Keywords: Crohn’s Disease; Intestine; Therapy; Ulcerative Colitis.

Figure 1. Considerations of Cytokine Sources and Targets

Important considerations in designing therapies targeting cytokines include both the sources of and the responders to the targeted cytokine. Intestinal tissues contain a repertoire of immune cells and non-immune cells. Although the intent of targeting a given cytokine is generally to impact on its regulation of select immune cells (e.g. T cells) contributing to inappropriate immune responses, unintended consequences may occur due to cytokine-dependent essential roles in other immune and non-immune cells (e.g. epithelial cells, stromal cells, endothelial cells) within intestinal tissues and systemically. These unintended consequences may limit the efficacy of the therapy or result in unexpected adverse events.
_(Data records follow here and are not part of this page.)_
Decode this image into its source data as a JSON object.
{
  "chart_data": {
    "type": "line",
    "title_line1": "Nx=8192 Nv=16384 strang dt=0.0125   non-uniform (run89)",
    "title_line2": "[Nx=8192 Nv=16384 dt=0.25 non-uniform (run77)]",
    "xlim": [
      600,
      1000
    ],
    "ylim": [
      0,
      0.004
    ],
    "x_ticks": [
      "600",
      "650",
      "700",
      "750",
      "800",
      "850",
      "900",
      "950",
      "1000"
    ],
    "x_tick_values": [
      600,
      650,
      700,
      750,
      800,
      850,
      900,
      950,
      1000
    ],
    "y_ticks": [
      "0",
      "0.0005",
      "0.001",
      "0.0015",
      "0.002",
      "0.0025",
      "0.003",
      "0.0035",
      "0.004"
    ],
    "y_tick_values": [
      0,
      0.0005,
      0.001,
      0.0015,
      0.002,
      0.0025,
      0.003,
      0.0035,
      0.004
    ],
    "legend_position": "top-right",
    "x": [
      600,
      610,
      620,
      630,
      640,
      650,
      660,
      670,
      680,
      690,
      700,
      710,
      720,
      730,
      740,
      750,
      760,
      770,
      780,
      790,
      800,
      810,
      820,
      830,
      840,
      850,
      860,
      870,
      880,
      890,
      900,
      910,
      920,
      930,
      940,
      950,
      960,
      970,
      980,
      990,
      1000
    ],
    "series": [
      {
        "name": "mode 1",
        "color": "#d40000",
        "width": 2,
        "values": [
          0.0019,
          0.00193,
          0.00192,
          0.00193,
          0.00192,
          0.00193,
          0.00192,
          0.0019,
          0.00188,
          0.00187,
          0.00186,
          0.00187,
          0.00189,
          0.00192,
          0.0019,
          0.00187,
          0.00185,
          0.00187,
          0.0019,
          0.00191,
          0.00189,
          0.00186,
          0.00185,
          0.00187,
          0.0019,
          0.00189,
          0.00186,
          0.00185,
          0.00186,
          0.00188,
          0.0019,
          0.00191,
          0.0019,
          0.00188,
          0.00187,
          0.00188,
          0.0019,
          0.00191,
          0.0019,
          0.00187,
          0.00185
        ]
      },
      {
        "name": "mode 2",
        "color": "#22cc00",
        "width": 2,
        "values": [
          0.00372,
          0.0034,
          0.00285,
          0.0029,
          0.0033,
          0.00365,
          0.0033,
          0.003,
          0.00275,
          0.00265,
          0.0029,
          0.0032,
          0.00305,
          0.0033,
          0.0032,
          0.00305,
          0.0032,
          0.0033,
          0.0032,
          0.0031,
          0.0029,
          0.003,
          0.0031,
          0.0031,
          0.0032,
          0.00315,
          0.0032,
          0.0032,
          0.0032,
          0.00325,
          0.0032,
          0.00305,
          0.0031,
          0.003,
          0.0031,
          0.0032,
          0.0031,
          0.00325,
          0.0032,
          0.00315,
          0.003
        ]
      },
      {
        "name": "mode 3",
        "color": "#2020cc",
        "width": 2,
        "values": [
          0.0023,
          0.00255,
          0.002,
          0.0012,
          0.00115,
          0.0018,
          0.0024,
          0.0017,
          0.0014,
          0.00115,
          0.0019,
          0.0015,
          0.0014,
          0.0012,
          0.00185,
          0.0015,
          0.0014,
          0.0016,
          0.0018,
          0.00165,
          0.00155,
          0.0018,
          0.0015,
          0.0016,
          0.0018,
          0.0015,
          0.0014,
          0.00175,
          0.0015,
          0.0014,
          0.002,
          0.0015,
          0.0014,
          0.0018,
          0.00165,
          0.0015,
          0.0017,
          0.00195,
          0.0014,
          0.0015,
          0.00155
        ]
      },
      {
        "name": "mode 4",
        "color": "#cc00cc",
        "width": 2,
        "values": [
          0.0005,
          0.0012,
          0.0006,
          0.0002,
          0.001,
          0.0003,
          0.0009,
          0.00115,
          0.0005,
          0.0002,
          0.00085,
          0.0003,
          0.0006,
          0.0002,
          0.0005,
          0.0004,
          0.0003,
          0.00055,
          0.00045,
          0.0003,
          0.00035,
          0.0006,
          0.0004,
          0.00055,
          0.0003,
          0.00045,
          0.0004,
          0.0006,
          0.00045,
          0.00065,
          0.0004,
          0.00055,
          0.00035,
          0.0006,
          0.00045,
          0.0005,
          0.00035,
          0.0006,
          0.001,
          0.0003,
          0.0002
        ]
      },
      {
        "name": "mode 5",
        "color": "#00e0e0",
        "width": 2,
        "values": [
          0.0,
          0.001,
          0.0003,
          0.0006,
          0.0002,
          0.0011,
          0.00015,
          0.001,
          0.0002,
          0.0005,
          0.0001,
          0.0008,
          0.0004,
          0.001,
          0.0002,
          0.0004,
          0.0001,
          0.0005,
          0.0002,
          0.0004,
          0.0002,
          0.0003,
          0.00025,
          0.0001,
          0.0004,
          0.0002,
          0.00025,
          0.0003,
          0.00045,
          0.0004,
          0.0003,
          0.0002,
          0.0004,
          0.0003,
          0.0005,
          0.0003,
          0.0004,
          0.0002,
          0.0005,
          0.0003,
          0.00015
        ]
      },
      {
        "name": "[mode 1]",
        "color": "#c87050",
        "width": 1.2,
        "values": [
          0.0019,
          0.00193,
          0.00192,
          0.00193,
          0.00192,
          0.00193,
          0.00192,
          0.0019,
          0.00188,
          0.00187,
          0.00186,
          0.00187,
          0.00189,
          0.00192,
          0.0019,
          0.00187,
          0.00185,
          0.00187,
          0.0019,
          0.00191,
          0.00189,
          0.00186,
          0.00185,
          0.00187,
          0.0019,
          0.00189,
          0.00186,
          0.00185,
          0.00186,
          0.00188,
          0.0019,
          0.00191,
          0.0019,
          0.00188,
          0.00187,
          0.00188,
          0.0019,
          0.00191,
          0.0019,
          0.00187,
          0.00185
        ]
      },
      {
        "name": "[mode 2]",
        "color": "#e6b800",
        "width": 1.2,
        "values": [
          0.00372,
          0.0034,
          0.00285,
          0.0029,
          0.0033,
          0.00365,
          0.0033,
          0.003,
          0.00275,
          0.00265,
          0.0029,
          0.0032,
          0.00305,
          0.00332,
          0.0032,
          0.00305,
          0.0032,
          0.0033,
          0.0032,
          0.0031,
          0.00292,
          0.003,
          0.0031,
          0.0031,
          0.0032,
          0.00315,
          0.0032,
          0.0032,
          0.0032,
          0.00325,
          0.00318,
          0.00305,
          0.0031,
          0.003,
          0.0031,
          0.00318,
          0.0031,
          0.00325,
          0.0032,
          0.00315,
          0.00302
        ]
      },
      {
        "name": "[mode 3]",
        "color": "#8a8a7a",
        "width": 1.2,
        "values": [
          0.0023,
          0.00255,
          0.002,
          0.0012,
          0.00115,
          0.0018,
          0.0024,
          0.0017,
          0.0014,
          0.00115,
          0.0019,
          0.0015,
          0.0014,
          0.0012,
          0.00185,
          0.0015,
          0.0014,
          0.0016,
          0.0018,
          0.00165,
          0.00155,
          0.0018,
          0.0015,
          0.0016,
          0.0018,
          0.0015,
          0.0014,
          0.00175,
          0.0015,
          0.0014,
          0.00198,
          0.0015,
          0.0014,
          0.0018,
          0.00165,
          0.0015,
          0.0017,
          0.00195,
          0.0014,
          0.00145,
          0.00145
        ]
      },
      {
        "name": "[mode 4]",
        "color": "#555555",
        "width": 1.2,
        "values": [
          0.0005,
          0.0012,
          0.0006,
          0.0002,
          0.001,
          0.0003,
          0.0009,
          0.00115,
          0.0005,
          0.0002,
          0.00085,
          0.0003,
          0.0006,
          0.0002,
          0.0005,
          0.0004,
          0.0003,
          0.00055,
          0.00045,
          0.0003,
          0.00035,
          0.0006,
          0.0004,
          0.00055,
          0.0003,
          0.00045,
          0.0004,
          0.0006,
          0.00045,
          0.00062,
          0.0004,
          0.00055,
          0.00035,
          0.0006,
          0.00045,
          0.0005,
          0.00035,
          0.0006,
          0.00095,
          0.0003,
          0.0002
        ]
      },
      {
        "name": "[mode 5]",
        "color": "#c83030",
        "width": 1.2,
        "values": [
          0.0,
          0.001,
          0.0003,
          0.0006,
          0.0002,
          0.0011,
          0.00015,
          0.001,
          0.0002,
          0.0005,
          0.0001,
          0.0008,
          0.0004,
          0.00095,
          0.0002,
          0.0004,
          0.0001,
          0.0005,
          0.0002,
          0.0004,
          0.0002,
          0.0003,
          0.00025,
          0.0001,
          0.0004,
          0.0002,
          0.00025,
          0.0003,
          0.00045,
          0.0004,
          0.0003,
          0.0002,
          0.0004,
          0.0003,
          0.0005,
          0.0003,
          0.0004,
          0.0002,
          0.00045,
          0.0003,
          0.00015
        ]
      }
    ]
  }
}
Figure 2. IL23 and Th17 Cell Pathways

(A) Cytokines can be made up of multiple subunits. Some subunits are specific to 1 cytokine while others are shared by 2 or more cytokines. When a cytokine interacts with its receptor, which is also frequently composed of subunits (some shared), signals are initiated which induce gene expression patterns. Many cytokine receptors activate the JAK-STAT signaling pathway. In designing therapeutic agents, is important to consider whether to target the shared vs unique components of cytokines, cytokine receptors, signaling molecules, transcription factors or downstream regulated genes, because each can produce different outcomes. It also is important is to design therapeutic agents that reduce inflammatory effects while retaining immune regulatory effects. (B) IL23 signaling is mediated by the engagement of the heterodimeric IL23 cytokine (comprising IL23p19 and IL12p40) with its heterodimeric receptor (comprising IL23R and IL12Rβ1). This engagement activates the JAK-STAT signaling pathway, which in turn, regulates transcription of genes including IL17, IL21, and IL22. IL23 is important for maintenance of Th17 cells and for the generation of the more ‘pathogenic’ Th17 cells that contribute to intestinal inflammation. IL23 and its receptor share subunits with IL12 (IL12p40) and the IL12 receptor (IL12RB1), respectively. IL12 contributes to the differentiation of Th1 cells. Therefore, agents that target the IL12p40 subunit affect IL12 and IL23 signaling, and therefore, Th1 and Th17 cells. In contrast, agents that target IL23p19 disrupt only IL23 signaling and therefore the IL23-dependent regulation of Th17 cells, as well as other cells regulated by IL23. The figure shows agents targeting molecules at distinct levels in the pathway.

Figure 3. Cytokines That Signal via JAK Proteins

The JAK family of proteins are receptor tyrosine kinases comprising 4 members: JAK1, JAK2, JAK3, and TYK2. The different JAK family members, in cooperation with STAT family members, interact with and initiate signaling from a number of cytokine receptors. The figure shows select cytokines that signal through individual JAK members^,. It is important to note that JAK2 also mediates signaling from various growth factors and hormones.